The manner in which the Central government has taken executive authority to its dangerous brinks has repeatedly forced the Supreme Court to interfere with unusual vehemence. Several instances are still in the memory of the nation where justice would have been denied to the needy if it were not for the timely reprimand of the apex court. The massive reverse migration of workers, trekking hundreds of kilometres, after the unplanned announcement of the lockdown in March 2020, had forced the court to interfere and prod the government to act. It also brought out not only the absence of statistics with the government but also its shocking lack of anticipation, planning, preparedness and even willingness to provide succour. When the government announced an ab initio flawed vaccine pricing policy that discriminated against the people, it was the Supreme Court that felt the shock waves and forced the Centre to retrace its steps and make the scheme more equitable. The same dynamics were repeated when a reluctant state was made liable to financially compensate the families who lost their dear ones to Covid-19. It was again the Supreme Court that directed the government to formulate a policy to take care of children orphaned by the pandemic. Recently, an irate apex court had to reject as unsatisfactory an affidavit filed on behalf of the government explaining how it was difficult to formulate a comprehensive programme to feed the needy and the hungry.
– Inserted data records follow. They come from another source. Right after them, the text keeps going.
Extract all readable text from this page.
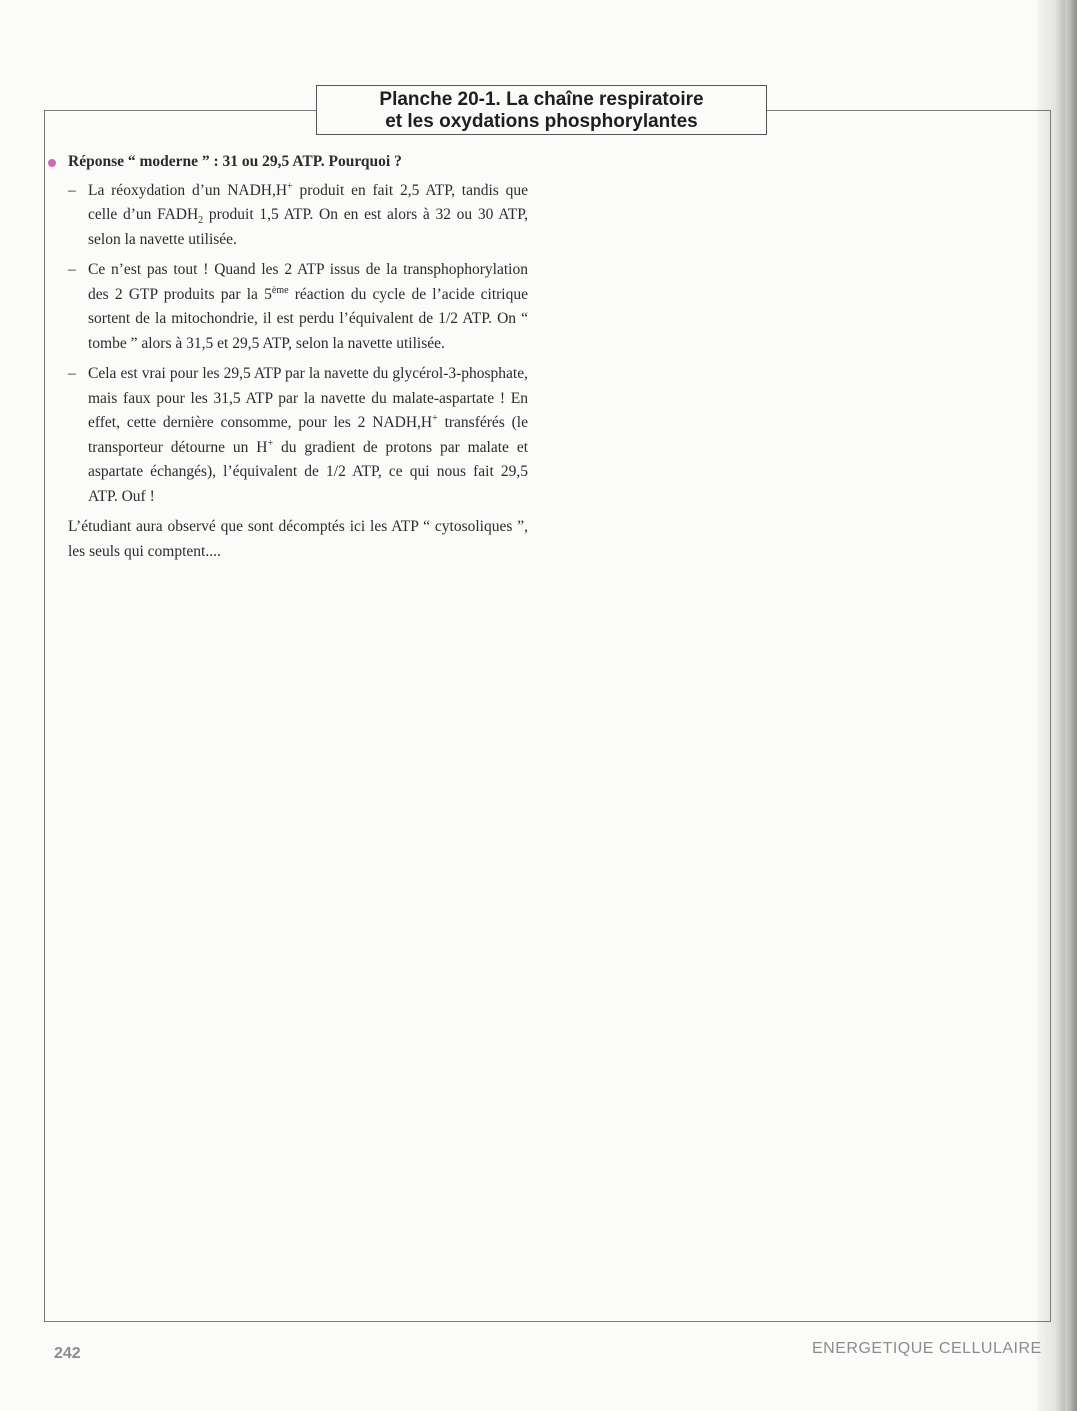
Planche 20-1. La chaîne respiratoire
et les oxydations phosphorylantes
Réponse “ moderne ” : 31 ou 29,5 ATP. Pourquoi ?
– La réoxydation d’un NADH,H+ produit en fait 2,5 ATP, tandis que celle d’un $FADH_2$ produit 1,5 ATP. On en est alors à 32 ou 30 ATP, selon la navette utilisée.
– Ce n’est pas tout ! Quand les 2 ATP issus de la transphophorylation des 2 GTP produits par la 5ème réaction du cycle de l’acide citrique sortent de la mitochondrie, il est perdu l’équivalent de 1/2 ATP. On “ tombe ” alors à 31,5 et 29,5 ATP, selon la navette utilisée.
– Cela est vrai pour les 29,5 ATP par la navette du glycérol-3-phosphate, mais faux pour les 31,5 ATP par la navette du malate-aspartate ! En effet, cette dernière consomme, pour les 2 NADH,H+ transférés (le transporteur détourne un H+ du gradient de protons par malate et aspartate échangés), l’équivalent de 1/2 ATP, ce qui nous fait 29,5 ATP. Ouf !
L’étudiant aura observé que sont décomptés ici les ATP “ cytosoliques ”, les seuls qui comptent....
242	ENERGETIQUE CELLULAIRE
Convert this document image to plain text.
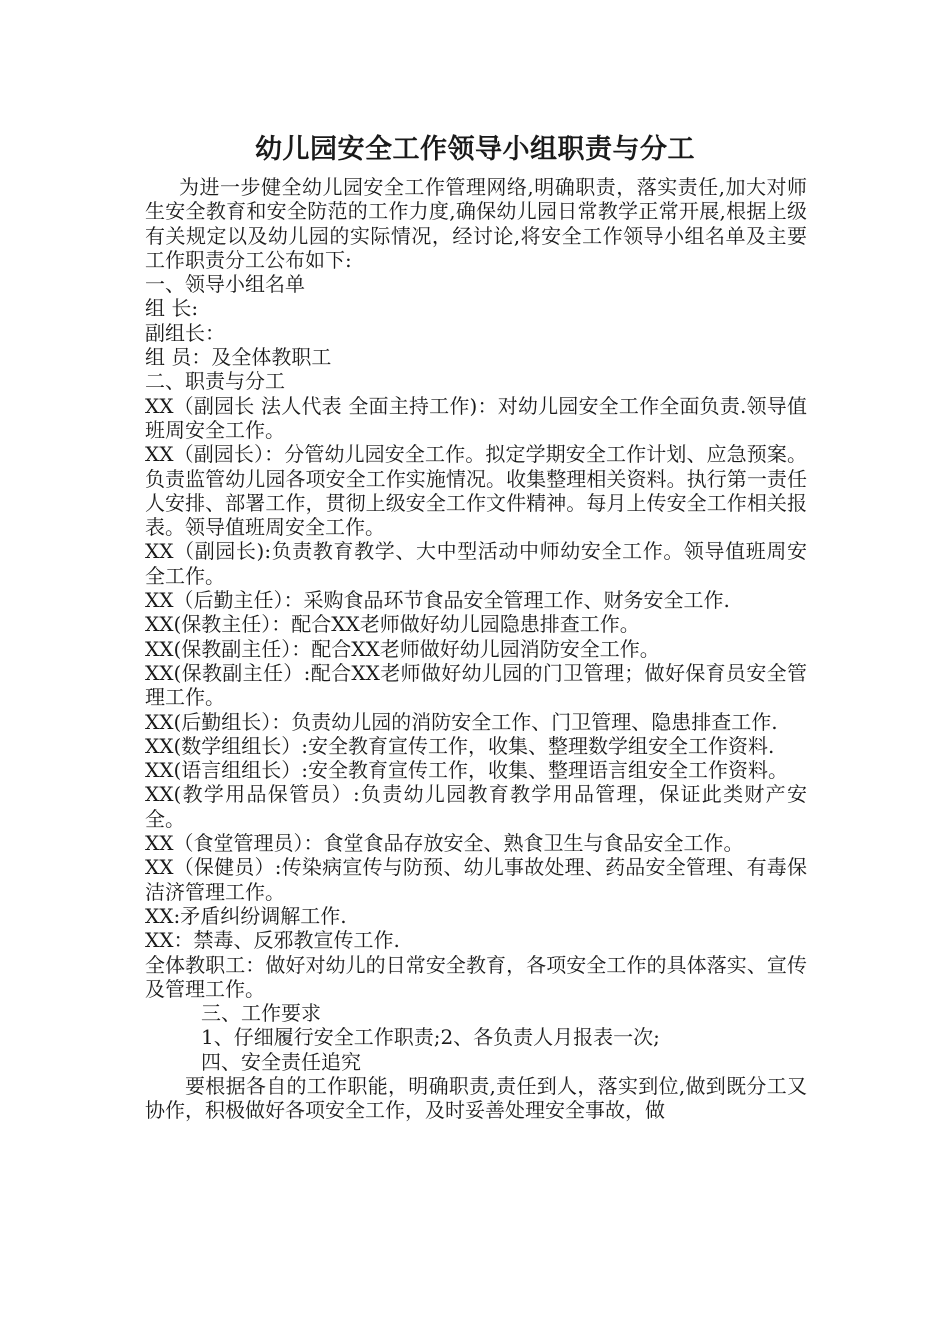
幼儿园安全工作领导小组职责与分工

为进一步健全幼儿园安全工作管理网络,明确职责，落实责任,加大对师生安全教育和安全防范的工作力度,确保幼儿园日常教学正常开展,根据上级有关规定以及幼儿园的实际情况，经讨论,将安全工作领导小组名单及主要工作职责分工公布如下:

一、领导小组名单

组 长:

副组长：

组 员：及全体教职工

二、职责与分工

XX（副园长 法人代表 全面主持工作)：对幼儿园安全工作全面负责.领导值班周安全工作。

XX（副园长）：分管幼儿园安全工作。拟定学期安全工作计划、应急预案。负责监管幼儿园各项安全工作实施情况。收集整理相关资料。执行第一责任人安排、部署工作，贯彻上级安全工作文件精神。每月上传安全工作相关报表。领导值班周安全工作。

XX（副园长):负责教育教学、大中型活动中师幼安全工作。领导值班周安全工作。

XX（后勤主任）：采购食品环节食品安全管理工作、财务安全工作.

XX(保教主任）：配合XX老师做好幼儿园隐患排查工作。

XX(保教副主任）：配合XX老师做好幼儿园消防安全工作。

XX(保教副主任）:配合XX老师做好幼儿园的门卫管理；做好保育员安全管理工作。

XX(后勤组长）：负责幼儿园的消防安全工作、门卫管理、隐患排查工作.

XX(数学组组长）:安全教育宣传工作，收集、整理数学组安全工作资料.

XX(语言组组长）:安全教育宣传工作，收集、整理语言组安全工作资料。

XX(教学用品保管员）:负责幼儿园教育教学用品管理，保证此类财产安全。

XX（食堂管理员）：食堂食品存放安全、熟食卫生与食品安全工作。

XX（保健员）:传染病宣传与防预、幼儿事故处理、药品安全管理、有毒保洁济管理工作。

XX:矛盾纠纷调解工作.

XX：禁毒、反邪教宣传工作.

全体教职工：做好对幼儿的日常安全教育，各项安全工作的具体落实、宣传及管理工作。

三、工作要求

1、仔细履行安全工作职责;2、各负责人月报表一次;

四、安全责任追究

要根据各自的工作职能，明确职责,责任到人，落实到位,做到既分工又协作，积极做好各项安全工作，及时妥善处理安全事故，做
Whenever the executive takes liberties with the innate values of the Constitution and trifles with the freedom and honour of the citizen, the judiciary will act with sternness. But such repeated acts do not augur well as ultimately all the players come out weaker
Though the court has the power to constitute expert committees to help in adjudicating technically complicated matters, it is an instrument that is sparingly used. When such disputes arise, the government would normally explain all the dimensions of the matter and the court would hear both parties at length and take a judicious view. However, when the government that is privy to all information and inputs turns reticent, it effectively makes judicial review difficult. It is then that the court invokes the option of constituting expert committees. This was demonstrated in the cases of the much castigated (and eventually withdrawn) farm laws and the Pegasus snooping allegation. Repeated straight questioning by the Supreme Court on whether the Centre has bought the Pegasus spyware has failed to elicit a clear answer. The court had then no alternative but to constitute a committee to help itself.
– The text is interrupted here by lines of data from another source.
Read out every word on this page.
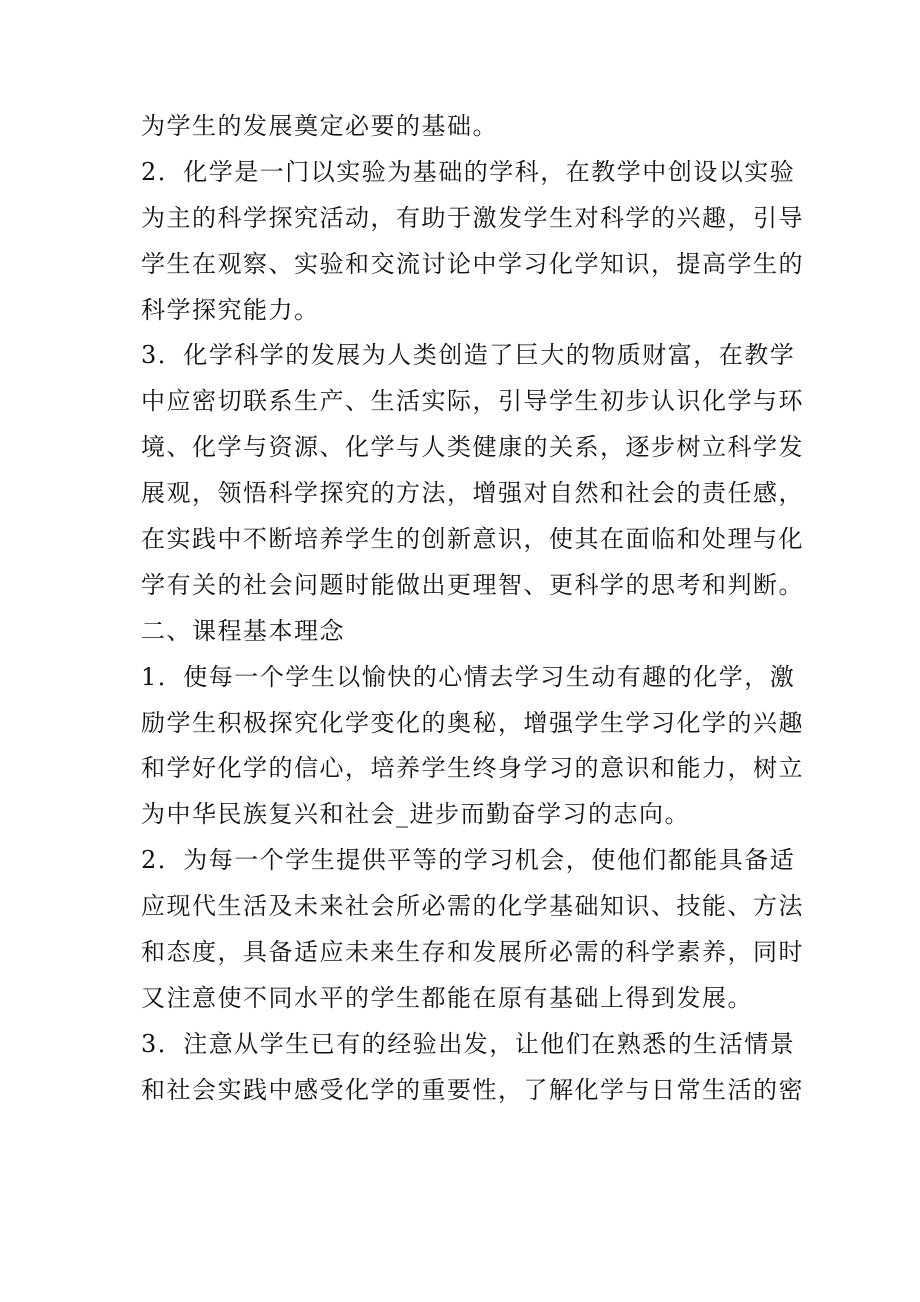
为学生的发展奠定必要的基础。
2．化学是一门以实验为基础的学科，在教学中创设以实验
为主的科学探究活动，有助于激发学生对科学的兴趣，引导
学生在观察、实验和交流讨论中学习化学知识，提高学生的
科学探究能力。
3．化学科学的发展为人类创造了巨大的物质财富，在教学
中应密切联系生产、生活实际，引导学生初步认识化学与环
境、化学与资源、化学与人类健康的关系，逐步树立科学发
展观，领悟科学探究的方法，增强对自然和社会的责任感，
在实践中不断培养学生的创新意识，使其在面临和处理与化
学有关的社会问题时能做出更理智、更科学的思考和判断。
二、课程基本理念
1．使每一个学生以愉快的心情去学习生动有趣的化学，激
励学生积极探究化学变化的奥秘，增强学生学习化学的兴趣
和学好化学的信心，培养学生终身学习的意识和能力，树立
为中华民族复兴和社会_进步而勤奋学习的志向。
2．为每一个学生提供平等的学习机会，使他们都能具备适
应现代生活及未来社会所必需的化学基础知识、技能、方法
和态度，具备适应未来生存和发展所必需的科学素养，同时
又注意使不同水平的学生都能在原有基础上得到发展。
3．注意从学生已有的经验出发，让他们在熟悉的生活情景
和社会实践中感受化学的重要性，了解化学与日常生活的密
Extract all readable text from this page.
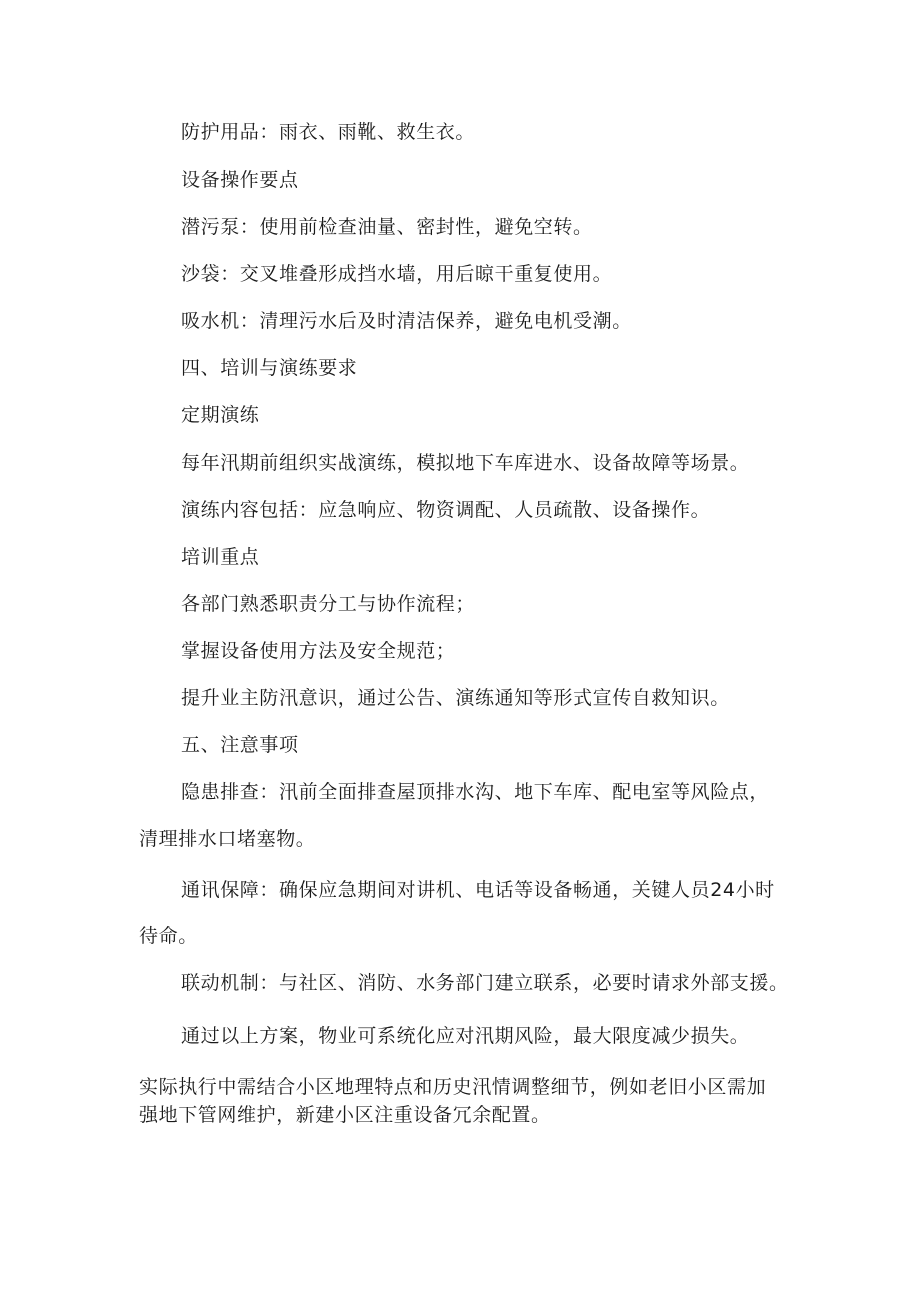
防护用品：雨衣、雨靴、救生衣。
设备操作要点
潜污泵：使用前检查油量、密封性，避免空转。
沙袋：交叉堆叠形成挡水墙，用后晾干重复使用。
吸水机：清理污水后及时清洁保养，避免电机受潮。
四、培训与演练要求
定期演练
每年汛期前组织实战演练，模拟地下车库进水、设备故障等场景。
演练内容包括：应急响应、物资调配、人员疏散、设备操作。
培训重点
各部门熟悉职责分工与协作流程；
掌握设备使用方法及安全规范；
提升业主防汛意识，通过公告、演练通知等形式宣传自救知识。
五、注意事项
隐患排查：汛前全面排查屋顶排水沟、地下车库、配电室等风险点，
清理排水口堵塞物。
通讯保障：确保应急期间对讲机、电话等设备畅通，关键人员24小时
待命。
联动机制：与社区、消防、水务部门建立联系，必要时请求外部支援。
通过以上方案，物业可系统化应对汛期风险，最大限度减少损失。
实际执行中需结合小区地理特点和历史汛情调整细节，例如老旧小区需加
强地下管网维护，新建小区注重设备冗余配置。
This running test of relative strength and authority between the Union government and the top judiciary has two immediate uncomfortable fallouts. One, this inadvertently conveys the lack of compassion and thoughtfulness on the part of the executive. Decisions that ought to have emanated naturally from an elected government to protect the welfare and well-being of its citizens appear to be taken as the unwilling afterthought and an inescapable response to the compulsive direction of the judiciary. Second, the frequent recurrence of such instances stretches the judiciary's powers to its imaginable limits, beyond which it could encounter its helplessness. Even the hints that constitutional remedies are getting exhausted are indeed ominous.
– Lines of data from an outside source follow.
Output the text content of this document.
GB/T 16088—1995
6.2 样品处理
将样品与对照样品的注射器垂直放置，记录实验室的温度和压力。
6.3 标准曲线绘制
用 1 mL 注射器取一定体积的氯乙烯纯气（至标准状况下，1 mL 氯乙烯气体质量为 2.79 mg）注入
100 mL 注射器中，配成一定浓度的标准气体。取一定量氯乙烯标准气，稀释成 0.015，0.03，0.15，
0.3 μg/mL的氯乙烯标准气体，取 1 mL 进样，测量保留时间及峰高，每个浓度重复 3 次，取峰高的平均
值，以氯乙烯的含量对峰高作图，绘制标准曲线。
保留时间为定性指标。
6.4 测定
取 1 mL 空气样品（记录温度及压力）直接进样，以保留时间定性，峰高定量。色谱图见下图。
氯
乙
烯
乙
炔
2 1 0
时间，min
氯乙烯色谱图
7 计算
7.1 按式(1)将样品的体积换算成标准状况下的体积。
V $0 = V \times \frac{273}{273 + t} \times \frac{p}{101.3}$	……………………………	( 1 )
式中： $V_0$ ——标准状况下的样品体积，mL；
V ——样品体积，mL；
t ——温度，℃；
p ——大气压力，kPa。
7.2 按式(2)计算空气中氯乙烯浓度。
It is not that the Constitution has not foreseen such conflicts, but there are times when the remedies provided become unequal to the challenges posed, as demonstrated in the stasis in several crucial matters. The constitutionality of reading down Article 370 and bifurcating Jammu and Kashmir is yet to be decided. Even in the Lakhimpur-Kheri case of homicide in public view, the court had to resort to a commission to enquire. Admittedly, it is not the judiciary that precipitates this situation. It is entirely the creation of the executive. What is the trigger for such instances leading to an uneasy coexistence? Both the judiciary and the executive have an ideal picture of each other, which is the residual image that comes out of the various provisions of the Constitution. Conflict arises when the executive acts inconsistently with this ideal. At all levels of decision-making, the executive ought to be constantly aware of how the courts would react to its decisions. When this caution and legal concern are brushed aside and the lofty ideals of the Constitution are grossly ignored by political exigencies, legally untenable acts of commission and omission are inevitable.
In the history of our Republic, such instances have been rare, though not entirely absent. However, at no time had such instances recurred with alarming frequency. Whenever the executive takes liberties with the innate values of the Constitution and trifles with the freedom and honour of the citizen, the judiciary will act, and act with sternness. But such repeated acts do not augur well as ultimately all the players come out weaker. The onus is on the part of the government to avoid this kind of tightrope tricks by constant reiteration of and commitment to not only the written provisions but also the abiding values and ideals enshrined in the Constitution. Knowing one's freedom to act is important, but it is equally important to know the limits.